PARUBHAI SAMSUBHAI DAMOR v. DIVISIONAL CONTROLLER – GSRTC
2014-03-28
K.J.THAKER, VIJAY MANOHAR SAHAI
body2014
DigiLaw.ai
ORAL JUDGMENT VIJAY MANOHAR SAHAI 1. We have heard learned advocates appearing for the parties. 2. By way of the present Letters Patent Appeal, the appellant-original petitioner has challenged the judgment dated 01.09.2010 passed by the learned Single Judge in Special Civil Application No.6709 of 2010, whereby the learned Single Judge has dismissed the writ petition. 3. In the writ petition, the appellant-original petitioner had challenged the judgment and award dated 5.2.2009 passed by the learned Labour Court, Godhara in Reference (L.C.G.) No.596 of 2001, by which, the Labour Court, Godhara has dismissed the said reference. 4. In our opinion, the learned Single Judge while dismissing the writ petition has not issued a writ of certiorari and even the Labour Court was not made a party and therefore, we are unable to take a different view in the light of the Five Judges' Full Bench of this Court in the case of Gujarat State Road Transport Corporation v. Firoze M. Mogal and another, 2014 GLH 1 rendered in Letters Patent Appeal No. 1149 of 2002, Dated: 26.12.2013, has held as under :- “(M) (x) If the Special Civil Application is described as one not only under Article 226 of the Constitution, but also under Article 227 of the Constitution of India and the Court or the Tribunal whose order is sought to be quashed, is not made a party, the application is not maintainable as one for the relief of certiorari in the absence of the concerned Tribunal or Court as party, but the same may be treated as one under Article 227 of the Constitution of India. If the Court or Tribunal is not impleaded as a party respondent in the main petition, then by merely impleading such court or tribunal for the first time in the Letters Patent Appeal will not change the nature and character of the proceedings before the learned Single Judge. By merely impleading such a Court or Tribunal for the first time in the LPA, the appeal could not be said to be maintainable, if the proceedings before the learned Single Judge remained in the nature of supervisory proceedings under Article 227 of the Constitution.

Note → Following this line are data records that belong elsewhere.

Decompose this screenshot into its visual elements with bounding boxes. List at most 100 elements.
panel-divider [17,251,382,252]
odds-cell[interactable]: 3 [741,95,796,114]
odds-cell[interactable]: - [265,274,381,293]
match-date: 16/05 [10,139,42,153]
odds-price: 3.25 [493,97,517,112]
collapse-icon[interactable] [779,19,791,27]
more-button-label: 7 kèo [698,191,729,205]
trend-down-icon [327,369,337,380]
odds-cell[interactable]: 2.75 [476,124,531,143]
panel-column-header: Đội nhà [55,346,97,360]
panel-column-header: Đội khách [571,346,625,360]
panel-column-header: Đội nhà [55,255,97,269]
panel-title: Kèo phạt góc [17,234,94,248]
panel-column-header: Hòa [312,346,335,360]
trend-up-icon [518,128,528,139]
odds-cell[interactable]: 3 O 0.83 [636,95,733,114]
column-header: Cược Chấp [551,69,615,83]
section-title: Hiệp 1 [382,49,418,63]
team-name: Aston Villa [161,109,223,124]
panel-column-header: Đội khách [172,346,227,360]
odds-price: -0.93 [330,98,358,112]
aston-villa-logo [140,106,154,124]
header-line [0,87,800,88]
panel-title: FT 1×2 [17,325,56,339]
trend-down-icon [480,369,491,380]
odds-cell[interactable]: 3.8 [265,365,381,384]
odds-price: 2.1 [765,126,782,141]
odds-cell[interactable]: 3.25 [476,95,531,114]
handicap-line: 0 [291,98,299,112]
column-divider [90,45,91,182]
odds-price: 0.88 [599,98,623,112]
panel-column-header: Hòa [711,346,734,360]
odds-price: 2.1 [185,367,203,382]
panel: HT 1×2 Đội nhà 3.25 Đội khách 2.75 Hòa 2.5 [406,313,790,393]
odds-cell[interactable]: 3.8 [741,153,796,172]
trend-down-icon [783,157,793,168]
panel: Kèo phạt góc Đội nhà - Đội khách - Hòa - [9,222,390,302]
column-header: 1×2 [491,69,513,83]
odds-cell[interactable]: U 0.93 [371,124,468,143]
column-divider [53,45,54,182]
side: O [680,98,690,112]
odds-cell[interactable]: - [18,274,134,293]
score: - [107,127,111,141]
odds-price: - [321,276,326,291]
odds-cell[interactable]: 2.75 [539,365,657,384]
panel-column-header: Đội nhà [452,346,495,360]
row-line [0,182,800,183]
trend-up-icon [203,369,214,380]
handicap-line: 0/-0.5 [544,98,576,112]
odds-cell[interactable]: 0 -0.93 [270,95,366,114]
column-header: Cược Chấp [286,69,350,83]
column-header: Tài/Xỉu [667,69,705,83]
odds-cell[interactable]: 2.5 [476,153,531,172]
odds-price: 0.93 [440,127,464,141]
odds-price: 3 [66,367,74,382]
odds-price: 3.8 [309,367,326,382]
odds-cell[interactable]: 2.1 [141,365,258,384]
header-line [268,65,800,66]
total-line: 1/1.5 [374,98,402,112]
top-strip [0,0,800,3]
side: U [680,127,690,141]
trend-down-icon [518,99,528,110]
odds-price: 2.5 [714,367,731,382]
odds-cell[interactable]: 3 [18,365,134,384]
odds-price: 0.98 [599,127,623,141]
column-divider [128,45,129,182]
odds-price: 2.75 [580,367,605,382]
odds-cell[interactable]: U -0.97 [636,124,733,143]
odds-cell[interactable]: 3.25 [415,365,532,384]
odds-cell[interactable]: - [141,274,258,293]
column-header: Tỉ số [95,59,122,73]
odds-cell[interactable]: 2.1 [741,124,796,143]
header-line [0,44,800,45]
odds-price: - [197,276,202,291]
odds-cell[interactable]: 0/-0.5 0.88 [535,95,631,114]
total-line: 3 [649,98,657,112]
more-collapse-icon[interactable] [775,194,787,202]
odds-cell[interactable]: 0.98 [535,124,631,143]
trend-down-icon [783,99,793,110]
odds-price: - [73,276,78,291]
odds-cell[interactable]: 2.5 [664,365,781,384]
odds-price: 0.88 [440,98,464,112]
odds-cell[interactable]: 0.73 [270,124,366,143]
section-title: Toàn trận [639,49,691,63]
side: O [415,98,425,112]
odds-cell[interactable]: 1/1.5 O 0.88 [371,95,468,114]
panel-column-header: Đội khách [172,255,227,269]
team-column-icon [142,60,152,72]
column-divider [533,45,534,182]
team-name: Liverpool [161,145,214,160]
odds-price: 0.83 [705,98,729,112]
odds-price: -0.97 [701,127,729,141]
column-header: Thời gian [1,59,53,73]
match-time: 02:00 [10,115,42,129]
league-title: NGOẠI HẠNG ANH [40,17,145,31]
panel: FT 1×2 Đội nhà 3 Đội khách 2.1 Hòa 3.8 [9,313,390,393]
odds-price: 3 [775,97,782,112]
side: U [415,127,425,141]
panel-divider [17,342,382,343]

By merely impleading such a Court or Tribunal for the first time in the LPA, the appeal could not be said to be maintainable, if the proceedings before the learned Single Judge remained in the nature of supervisory proceedings under Article 227 of the Constitution. xi) If the learned Single Judge, in exercise of a purported power under Article 227 of the Constitution sets aside the order of Tribunal or Court below and at the same time, the essential conditions for issue of writ of certiorari are absent, no appeal will be maintainable against such order in view of the specific bar created under Clause 15 of the Letters Patent itself and such an order can be challenged only by way of a Special Leave Petition before the Supreme Court. To put it very explicitly, take a case where a petition is only under Article 227 of the Constitution of India, invoking superintending powers of the High Court and not under Article 226 of the Constitution of India. After examining the matter, if the court finds substance in the petition and sets aside the order of an authority, court or a tribunal, then against such an order, an LPA would not lie on the argument that since the court has set aside the order it has decided the matter on merits having found substance in the same. To put it in other words, once a petition is under Article 227 of the Constitution of India, and while entertaining such a petition under Article 227 of the Constitution of India, if the court allows a petition by setting aside the order impugned, then against such an order no LPA would lie.” 5. In view of the aforesaid Full Bench decision, the present Letters Patent Appeal is not maintainable. Hence, the present Letters Patent Appeal stands dismissed as not maintainable. We, however, make it clear that we have otherwise, not gone into the merit and the dismissal of this appeal will not stand in the way of the appellant in seeking appropriate remedy before the appropriate forum in accordance with law.